Sasayama’s Weblog


2002/09/08 Sunday

コメに含まれるカドミウムの新基準値問題を論議する基本的な視点

Filed under: 未分類 — 管理人 @ 11:18:00

  
2002年09月08日

2001年3月、食品中のカドミウムの国際許容基準などを協議する、WHOとFAOの合同の補助機関であるコーデックス委員会(The Codex Alimentarius Commission)の食品添加物・汚染物質部会(CCFAC)は、食品中のカドミウム許容基準を0.2ppm以下にするとの基準値提案について、日本などからのすべての利用可能な科学的データにもとづき、新基準値を審議することで合意した。。(原文は、このうちの169参照)

2002年3月、食品添加物・汚染物質部会は、米の中の基準値は精米に限定すべきとの日本側の主張をとりいれ、基準値については、加盟国にコメントをもとめ、次回会合での決定にゆだねた。(原文は、このうちの141.143参照)

これらの国際的な動きをうけ、厚生労働省は、7月10日薬事食品衛生審議会・食品規格毒性合同部会において、米に含まれるカドミウムの新安全基準を、現行の1ppm(精米換算では、0.9ppm)から、0.4ppmに強化することを軸に検討に入った。

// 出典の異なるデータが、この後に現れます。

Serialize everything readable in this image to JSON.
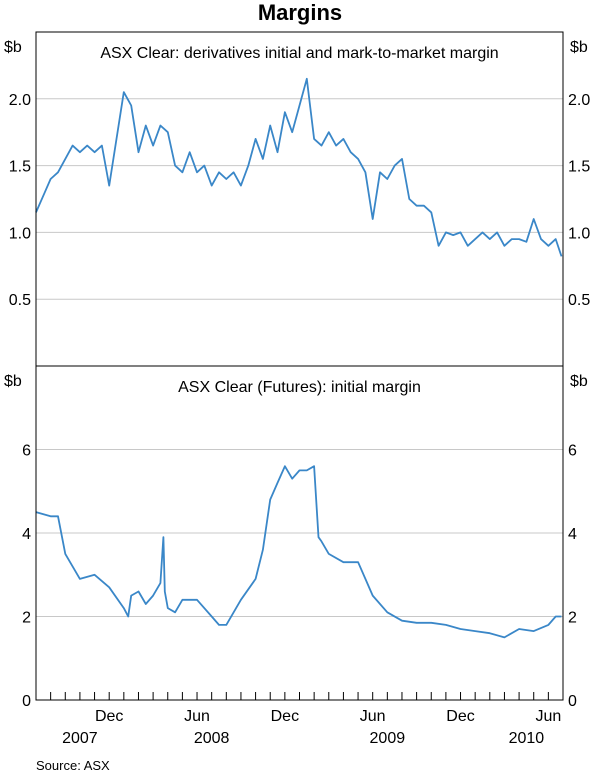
{
  "title": "Margins",
  "source": "Source: ASX",
  "colors": {
    "line": "#3a87c8",
    "grid": "#c8c8c8",
    "frame": "#000000"
  },
  "x_axis": {
    "month_labels": [
      "Dec",
      "Jun",
      "Dec",
      "Jun",
      "Dec",
      "Jun"
    ],
    "year_labels": [
      "2007",
      "2008",
      "2009",
      "2010"
    ]
  },
  "chart_data": [
    {
      "type": "line",
      "title": "ASX Clear: derivatives initial and mark-to-market margin",
      "ylabel": "$b",
      "ylim": [
        0,
        2.5
      ],
      "yticks": [
        "0.5",
        "1.0",
        "1.5",
        "2.0"
      ],
      "x_range": [
        "2007-07",
        "2010-06"
      ],
      "series": [
        {
          "name": "derivatives initial and mark-to-market margin",
          "x": [
            0,
            0.6,
            1,
            1.5,
            2,
            2.5,
            3,
            3.5,
            4,
            4.5,
            5,
            5.5,
            6,
            6.5,
            7,
            7.5,
            8,
            8.5,
            9,
            9.5,
            10,
            10.5,
            11,
            11.5,
            12,
            12.5,
            13,
            13.5,
            14,
            14.5,
            15,
            15.5,
            16,
            16.5,
            17,
            17.5,
            18,
            18.5,
            19,
            19.5,
            20,
            20.5,
            21,
            21.5,
            22,
            22.5,
            23,
            23.5,
            24,
            24.5,
            25,
            25.5,
            26,
            26.5,
            27,
            27.5,
            28,
            28.5,
            29,
            29.5,
            30,
            30.5,
            31,
            31.5,
            32,
            32.5,
            33,
            33.5,
            34,
            34.5,
            35,
            35.5,
            35.9
          ],
          "values": [
            1.15,
            1.3,
            1.4,
            1.45,
            1.55,
            1.65,
            1.6,
            1.65,
            1.6,
            1.65,
            1.35,
            1.7,
            2.05,
            1.95,
            1.6,
            1.8,
            1.65,
            1.8,
            1.75,
            1.5,
            1.45,
            1.6,
            1.45,
            1.5,
            1.35,
            1.45,
            1.4,
            1.45,
            1.35,
            1.5,
            1.7,
            1.55,
            1.8,
            1.6,
            1.9,
            1.75,
            1.95,
            2.15,
            1.7,
            1.65,
            1.75,
            1.65,
            1.7,
            1.6,
            1.55,
            1.45,
            1.1,
            1.45,
            1.4,
            1.5,
            1.55,
            1.25,
            1.2,
            1.2,
            1.15,
            0.9,
            1.0,
            0.98,
            1.0,
            0.9,
            0.95,
            1.0,
            0.95,
            1.0,
            0.9,
            0.95,
            0.95,
            0.93,
            1.1,
            0.95,
            0.9,
            0.95,
            0.82
          ]
        }
      ]
    },
    {
      "type": "line",
      "title": "ASX Clear (Futures): initial margin",
      "ylabel": "$b",
      "ylim": [
        0,
        8
      ],
      "yticks": [
        "0",
        "2",
        "4",
        "6"
      ],
      "x_range": [
        "2007-07",
        "2010-06"
      ],
      "series": [
        {
          "name": "initial margin",
          "x": [
            0,
            1,
            1.5,
            2,
            2.5,
            3,
            4,
            5,
            6,
            6.3,
            6.5,
            7,
            7.5,
            8,
            8.5,
            8.7,
            8.8,
            9,
            9.5,
            10,
            11,
            12,
            12.5,
            13,
            14,
            15,
            15.5,
            16,
            16.5,
            17,
            17.5,
            18,
            18.5,
            19,
            19.3,
            19.5,
            20,
            21,
            22,
            22.5,
            23,
            24,
            25,
            26,
            27,
            28,
            29,
            30,
            31,
            32,
            33,
            34,
            35,
            35.5,
            35.9
          ],
          "values": [
            4.5,
            4.4,
            4.4,
            3.5,
            3.2,
            2.9,
            3.0,
            2.7,
            2.2,
            2.0,
            2.5,
            2.6,
            2.3,
            2.5,
            2.8,
            3.9,
            2.6,
            2.2,
            2.1,
            2.4,
            2.4,
            2.0,
            1.8,
            1.8,
            2.4,
            2.9,
            3.6,
            4.8,
            5.2,
            5.6,
            5.3,
            5.5,
            5.5,
            5.6,
            3.9,
            3.8,
            3.5,
            3.3,
            3.3,
            2.9,
            2.5,
            2.1,
            1.9,
            1.85,
            1.85,
            1.8,
            1.7,
            1.65,
            1.6,
            1.5,
            1.7,
            1.65,
            1.8,
            2.0,
            2.0
          ]
        }
      ]
    }
  ]
}
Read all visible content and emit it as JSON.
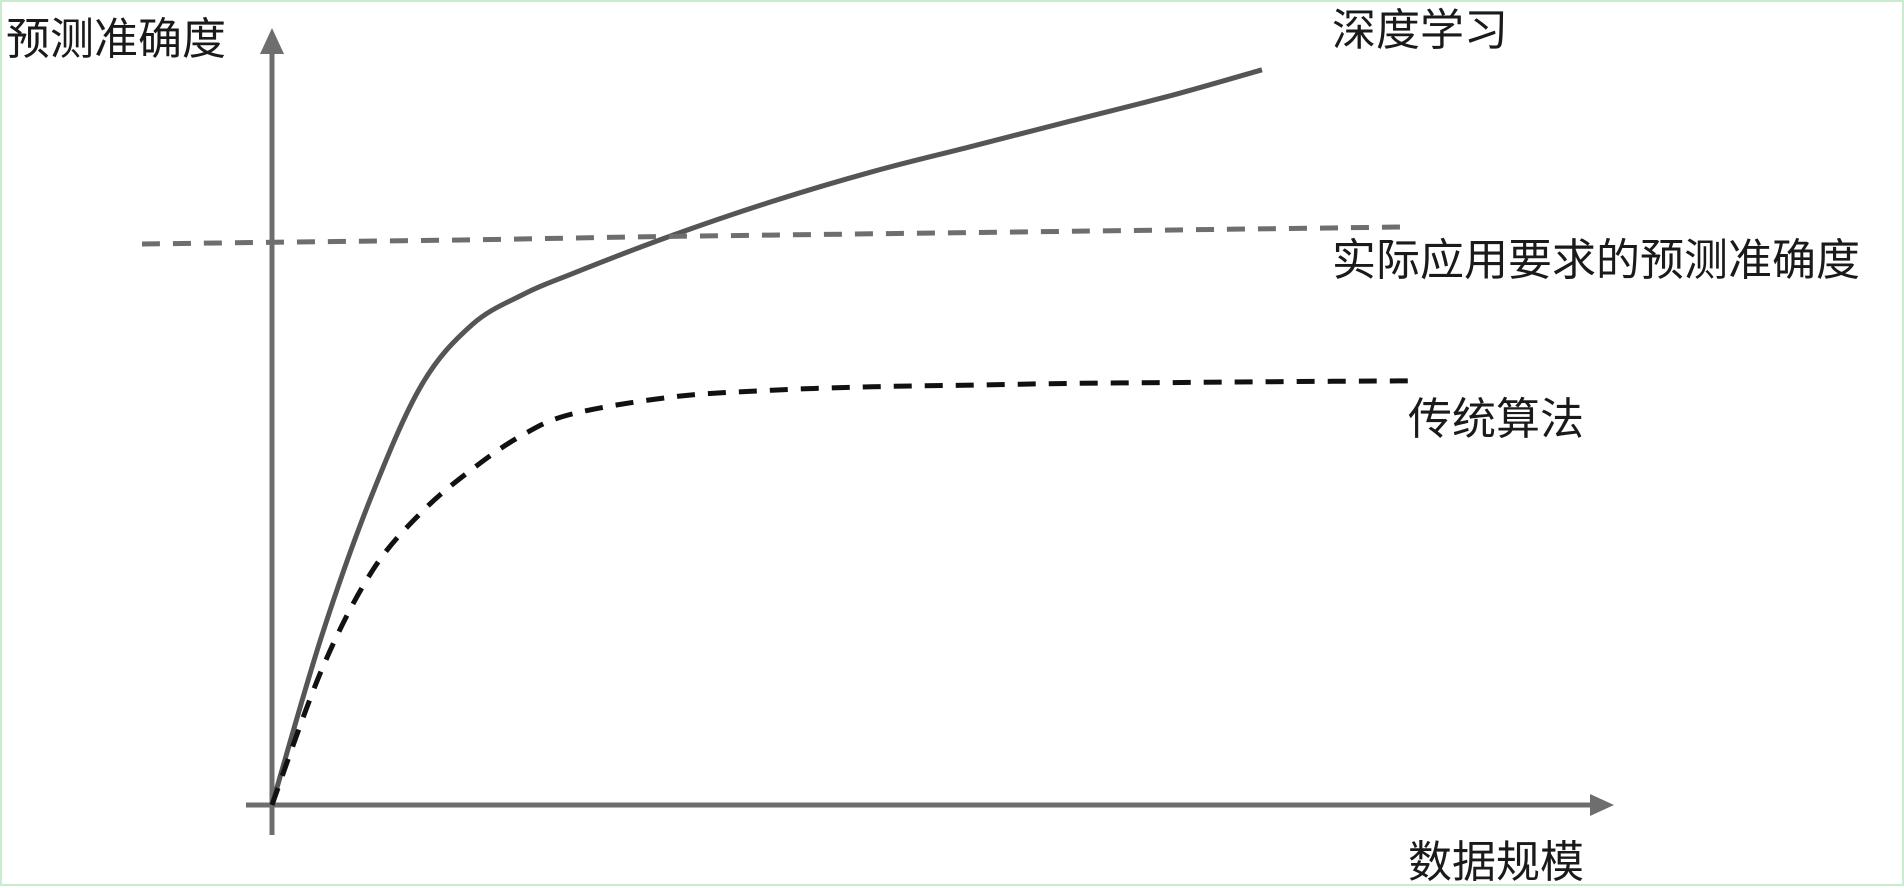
{
  "chart_data": {
    "type": "line",
    "ylabel": "预测准确度",
    "xlabel": "数据规模",
    "series": [
      {
        "name": "深度学习",
        "style": "solid",
        "color": "#555555",
        "x": [
          0,
          0.5,
          1,
          1.5,
          2,
          2.5,
          3,
          4,
          5,
          6,
          7,
          8,
          9,
          9.9
        ],
        "y": [
          0,
          2.0,
          3.65,
          4.95,
          5.65,
          6.0,
          6.25,
          6.7,
          7.1,
          7.45,
          7.75,
          8.05,
          8.35,
          8.65
        ]
      },
      {
        "name": "实际应用要求的预测准确度",
        "style": "dashed",
        "color": "#6e6e6e",
        "x": [
          -1.3,
          0,
          2,
          4,
          6,
          8,
          10,
          11.3
        ],
        "y": [
          6.6,
          6.62,
          6.65,
          6.69,
          6.72,
          6.75,
          6.78,
          6.8
        ]
      },
      {
        "name": "传统算法",
        "style": "dashed",
        "color": "#111111",
        "x": [
          0,
          0.5,
          1,
          1.5,
          2,
          2.5,
          3,
          4,
          5,
          6,
          7,
          8,
          9,
          10,
          11.4
        ],
        "y": [
          0,
          1.6,
          2.75,
          3.45,
          3.95,
          4.35,
          4.6,
          4.8,
          4.88,
          4.92,
          4.94,
          4.96,
          4.97,
          4.98,
          4.99
        ]
      }
    ],
    "xlim": [
      0,
      11.5
    ],
    "ylim": [
      0,
      9.1
    ],
    "grid": false,
    "axis_ticks": false,
    "legend": "inline labels at line ends"
  },
  "colors": {
    "axis": "#6e6e6e",
    "background": "#ffffff",
    "border": "#c9eccd"
  }
}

ここで、コメの中に含まれるカドミウム新基準値問題を考える上での、基本的な視点について、メモしておきたい。(ここも参照)

1.カドミウムの人体への蓄積度は、腎臓への蓄積度によって、測定されうる。

2.カドミウムへの人体への蓄積は、主に、食品、飲み物、喫煙によって蓄積されるが、このうち、飲み物による蓄積は、微小である。

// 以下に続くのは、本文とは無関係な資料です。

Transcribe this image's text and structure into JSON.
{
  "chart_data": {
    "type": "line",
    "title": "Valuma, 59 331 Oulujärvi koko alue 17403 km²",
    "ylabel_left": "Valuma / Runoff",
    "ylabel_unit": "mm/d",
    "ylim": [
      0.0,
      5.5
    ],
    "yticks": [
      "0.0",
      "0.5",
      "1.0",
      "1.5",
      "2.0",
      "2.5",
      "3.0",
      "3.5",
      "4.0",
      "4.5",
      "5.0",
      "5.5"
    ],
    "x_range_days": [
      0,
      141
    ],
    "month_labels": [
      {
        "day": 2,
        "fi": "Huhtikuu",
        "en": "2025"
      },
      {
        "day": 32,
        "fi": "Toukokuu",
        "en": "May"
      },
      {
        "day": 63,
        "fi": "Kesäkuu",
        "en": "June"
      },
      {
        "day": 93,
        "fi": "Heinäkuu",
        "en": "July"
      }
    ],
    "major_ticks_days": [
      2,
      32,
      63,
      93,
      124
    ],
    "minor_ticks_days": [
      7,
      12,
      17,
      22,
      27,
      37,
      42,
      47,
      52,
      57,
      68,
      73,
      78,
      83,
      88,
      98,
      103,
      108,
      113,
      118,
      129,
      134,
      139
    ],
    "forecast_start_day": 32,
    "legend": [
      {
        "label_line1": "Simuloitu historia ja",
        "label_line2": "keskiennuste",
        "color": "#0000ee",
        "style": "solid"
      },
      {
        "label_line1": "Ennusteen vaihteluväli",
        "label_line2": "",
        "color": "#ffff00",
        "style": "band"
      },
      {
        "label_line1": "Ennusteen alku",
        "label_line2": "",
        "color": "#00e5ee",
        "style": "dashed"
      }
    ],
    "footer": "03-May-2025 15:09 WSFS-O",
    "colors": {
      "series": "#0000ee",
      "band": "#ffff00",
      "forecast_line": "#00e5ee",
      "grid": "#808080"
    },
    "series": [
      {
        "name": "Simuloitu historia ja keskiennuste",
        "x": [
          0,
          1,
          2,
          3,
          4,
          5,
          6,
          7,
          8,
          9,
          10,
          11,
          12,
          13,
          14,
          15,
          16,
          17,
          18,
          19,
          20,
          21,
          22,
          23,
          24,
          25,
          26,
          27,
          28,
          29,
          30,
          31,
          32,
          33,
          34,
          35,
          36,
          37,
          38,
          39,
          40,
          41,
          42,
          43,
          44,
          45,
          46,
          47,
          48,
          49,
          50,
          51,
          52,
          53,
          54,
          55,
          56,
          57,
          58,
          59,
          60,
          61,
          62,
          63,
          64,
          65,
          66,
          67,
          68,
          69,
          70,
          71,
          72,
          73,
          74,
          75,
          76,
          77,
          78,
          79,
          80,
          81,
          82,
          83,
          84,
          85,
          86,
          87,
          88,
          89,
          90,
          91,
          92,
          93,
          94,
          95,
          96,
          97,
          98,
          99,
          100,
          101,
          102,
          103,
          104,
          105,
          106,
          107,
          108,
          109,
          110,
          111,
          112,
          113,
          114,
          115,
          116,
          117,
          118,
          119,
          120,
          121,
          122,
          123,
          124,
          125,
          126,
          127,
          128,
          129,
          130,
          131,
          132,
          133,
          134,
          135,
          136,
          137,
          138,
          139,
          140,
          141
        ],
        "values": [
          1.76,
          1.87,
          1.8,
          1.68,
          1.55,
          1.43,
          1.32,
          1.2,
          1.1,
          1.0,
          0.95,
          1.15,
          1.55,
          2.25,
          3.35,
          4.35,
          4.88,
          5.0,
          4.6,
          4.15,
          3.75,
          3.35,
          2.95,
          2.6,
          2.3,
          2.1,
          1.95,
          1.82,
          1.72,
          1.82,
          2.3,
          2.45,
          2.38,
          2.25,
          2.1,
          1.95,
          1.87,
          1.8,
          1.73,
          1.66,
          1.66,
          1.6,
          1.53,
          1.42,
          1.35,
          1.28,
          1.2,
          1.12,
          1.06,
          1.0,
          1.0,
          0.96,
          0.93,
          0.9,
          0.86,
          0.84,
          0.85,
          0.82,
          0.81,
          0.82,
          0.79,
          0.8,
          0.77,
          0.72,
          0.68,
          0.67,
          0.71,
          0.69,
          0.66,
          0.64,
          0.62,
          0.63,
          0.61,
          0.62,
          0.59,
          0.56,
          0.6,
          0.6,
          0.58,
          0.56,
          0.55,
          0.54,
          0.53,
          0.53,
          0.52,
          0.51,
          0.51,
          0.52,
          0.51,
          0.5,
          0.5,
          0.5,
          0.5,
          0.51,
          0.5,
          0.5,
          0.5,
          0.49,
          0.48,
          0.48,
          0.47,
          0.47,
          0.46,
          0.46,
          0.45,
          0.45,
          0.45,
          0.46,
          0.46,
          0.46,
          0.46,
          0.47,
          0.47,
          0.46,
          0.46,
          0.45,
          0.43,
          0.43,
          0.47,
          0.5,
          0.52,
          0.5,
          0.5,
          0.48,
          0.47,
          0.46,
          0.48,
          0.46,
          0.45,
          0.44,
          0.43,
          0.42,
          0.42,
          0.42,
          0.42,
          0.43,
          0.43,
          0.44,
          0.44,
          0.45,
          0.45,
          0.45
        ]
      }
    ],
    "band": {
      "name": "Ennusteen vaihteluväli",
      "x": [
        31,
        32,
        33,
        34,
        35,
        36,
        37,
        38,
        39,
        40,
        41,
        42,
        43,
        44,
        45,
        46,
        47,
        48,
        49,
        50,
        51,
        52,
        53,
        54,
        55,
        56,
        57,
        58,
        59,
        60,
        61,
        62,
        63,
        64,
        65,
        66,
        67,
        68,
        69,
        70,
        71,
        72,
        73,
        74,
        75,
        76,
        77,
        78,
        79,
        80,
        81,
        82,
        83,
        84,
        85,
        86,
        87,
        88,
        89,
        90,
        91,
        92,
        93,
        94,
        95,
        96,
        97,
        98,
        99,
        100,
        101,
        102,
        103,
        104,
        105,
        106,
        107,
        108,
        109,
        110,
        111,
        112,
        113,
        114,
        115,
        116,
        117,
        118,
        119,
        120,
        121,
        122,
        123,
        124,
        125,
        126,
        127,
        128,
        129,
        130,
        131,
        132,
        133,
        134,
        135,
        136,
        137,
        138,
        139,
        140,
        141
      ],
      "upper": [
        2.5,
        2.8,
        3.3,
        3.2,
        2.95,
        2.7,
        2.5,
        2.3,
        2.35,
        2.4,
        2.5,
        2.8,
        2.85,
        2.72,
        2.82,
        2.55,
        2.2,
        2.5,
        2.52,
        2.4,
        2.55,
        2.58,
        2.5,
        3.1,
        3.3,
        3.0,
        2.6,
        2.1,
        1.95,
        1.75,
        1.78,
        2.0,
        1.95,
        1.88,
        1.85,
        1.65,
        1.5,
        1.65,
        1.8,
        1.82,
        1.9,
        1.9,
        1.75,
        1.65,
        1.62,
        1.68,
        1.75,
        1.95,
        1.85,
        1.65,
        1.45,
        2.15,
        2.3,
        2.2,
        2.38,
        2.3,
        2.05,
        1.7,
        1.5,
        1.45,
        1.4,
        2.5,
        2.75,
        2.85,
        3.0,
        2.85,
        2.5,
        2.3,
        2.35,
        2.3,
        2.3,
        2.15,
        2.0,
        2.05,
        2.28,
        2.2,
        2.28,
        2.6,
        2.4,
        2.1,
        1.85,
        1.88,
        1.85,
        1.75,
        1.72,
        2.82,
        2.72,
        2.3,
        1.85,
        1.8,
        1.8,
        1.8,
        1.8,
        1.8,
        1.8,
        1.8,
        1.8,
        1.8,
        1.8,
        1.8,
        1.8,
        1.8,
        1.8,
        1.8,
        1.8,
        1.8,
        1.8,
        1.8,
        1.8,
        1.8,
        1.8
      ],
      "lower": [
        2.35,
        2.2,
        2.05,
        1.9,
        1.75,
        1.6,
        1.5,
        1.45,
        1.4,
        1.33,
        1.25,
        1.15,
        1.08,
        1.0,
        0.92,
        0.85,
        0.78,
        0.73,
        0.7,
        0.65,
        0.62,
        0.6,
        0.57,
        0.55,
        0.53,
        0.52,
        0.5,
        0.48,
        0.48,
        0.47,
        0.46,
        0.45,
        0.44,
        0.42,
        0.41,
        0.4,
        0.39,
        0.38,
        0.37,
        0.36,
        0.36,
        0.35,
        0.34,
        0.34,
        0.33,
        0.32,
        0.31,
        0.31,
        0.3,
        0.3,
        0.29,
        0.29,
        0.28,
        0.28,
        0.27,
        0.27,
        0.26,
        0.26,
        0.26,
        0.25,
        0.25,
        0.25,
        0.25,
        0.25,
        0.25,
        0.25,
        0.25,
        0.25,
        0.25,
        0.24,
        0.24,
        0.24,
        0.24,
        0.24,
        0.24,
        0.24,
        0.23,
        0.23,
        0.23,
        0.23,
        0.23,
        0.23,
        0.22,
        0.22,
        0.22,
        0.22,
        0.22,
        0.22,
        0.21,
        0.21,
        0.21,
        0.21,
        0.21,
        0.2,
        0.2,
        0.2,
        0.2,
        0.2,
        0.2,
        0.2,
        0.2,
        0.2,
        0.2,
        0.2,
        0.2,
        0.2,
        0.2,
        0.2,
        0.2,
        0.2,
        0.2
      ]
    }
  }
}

3.カドミウムの人体蓄積の過程は、土−作物−動物−人間−土−作物−人間という、サイクルに基づく。

4.カドミウムが豊富な土は、Ultisol(赤黄色ポドゾル性土(赤黄色土))で、豊富でない土は、Vertisol(グルムソル(熱帯黒色土))である。

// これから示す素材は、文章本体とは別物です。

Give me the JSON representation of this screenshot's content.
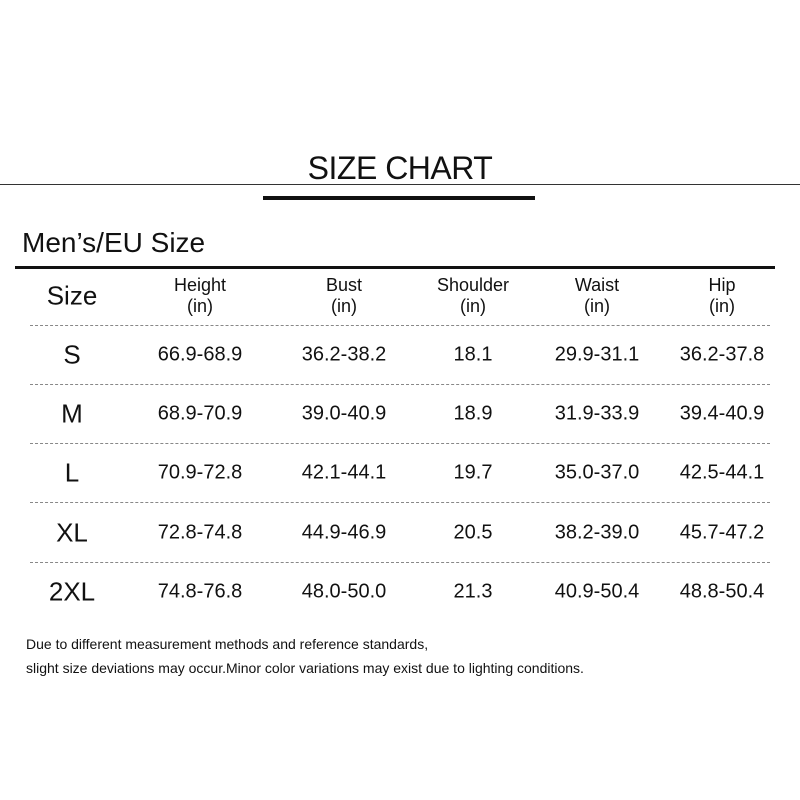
{
  "header": {
    "title": "SIZE CHART"
  },
  "table": {
    "title": "Men’s/EU Size",
    "columns": [
      {
        "name": "Size"
      },
      {
        "name": "Height",
        "unit": "(in)"
      },
      {
        "name": "Bust",
        "unit": "(in)"
      },
      {
        "name": "Shoulder",
        "unit": "(in)"
      },
      {
        "name": "Waist",
        "unit": "(in)"
      },
      {
        "name": "Hip",
        "unit": "(in)"
      }
    ],
    "rows": [
      [
        "S",
        "66.9-68.9",
        "36.2-38.2",
        "18.1",
        "29.9-31.1",
        "36.2-37.8"
      ],
      [
        "M",
        "68.9-70.9",
        "39.0-40.9",
        "18.9",
        "31.9-33.9",
        "39.4-40.9"
      ],
      [
        "L",
        "70.9-72.8",
        "42.1-44.1",
        "19.7",
        "35.0-37.0",
        "42.5-44.1"
      ],
      [
        "XL",
        "72.8-74.8",
        "44.9-46.9",
        "20.5",
        "38.2-39.0",
        "45.7-47.2"
      ],
      [
        "2XL",
        "74.8-76.8",
        "48.0-50.0",
        "21.3",
        "40.9-50.4",
        "48.8-50.4"
      ]
    ]
  },
  "note": {
    "lines": [
      "Due to different measurement methods and reference standards,",
      "slight size deviations may occur.Minor color variations may exist due to lighting conditions."
    ]
  }
}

5.カドミウムの一日あたり摂取量の高い国は、日本・韓国で、低い国は、ドイツ・スェーデン・中国・台湾であり、中間は、クロアチア・フィンランド・スペインである。

6.人体へのカドミウム蓄積量が一番少ないのは、ポーランドで、一番多いのは、日本である。

7.カドミウムをもっとも多く含む食物はコメで、そのほか、小麦・にんじん・じゃがいもなどが多い。

8.米食をする国は、カドミウム蓄積量が多く、米食をしない国は、カドミウム蓄積量が少ない。

9.日本人のカドミウム蓄積量が、近時減少してきたのは、米の消費減少と輸入食品摂取の増加によるものである。

10.以上のことから、カドミウム国際基準値の検討にあたっては、米食国における、コメの一日あたりの摂取量や吸収率などから、曝露歴を総合的に考慮し、判断すべきである。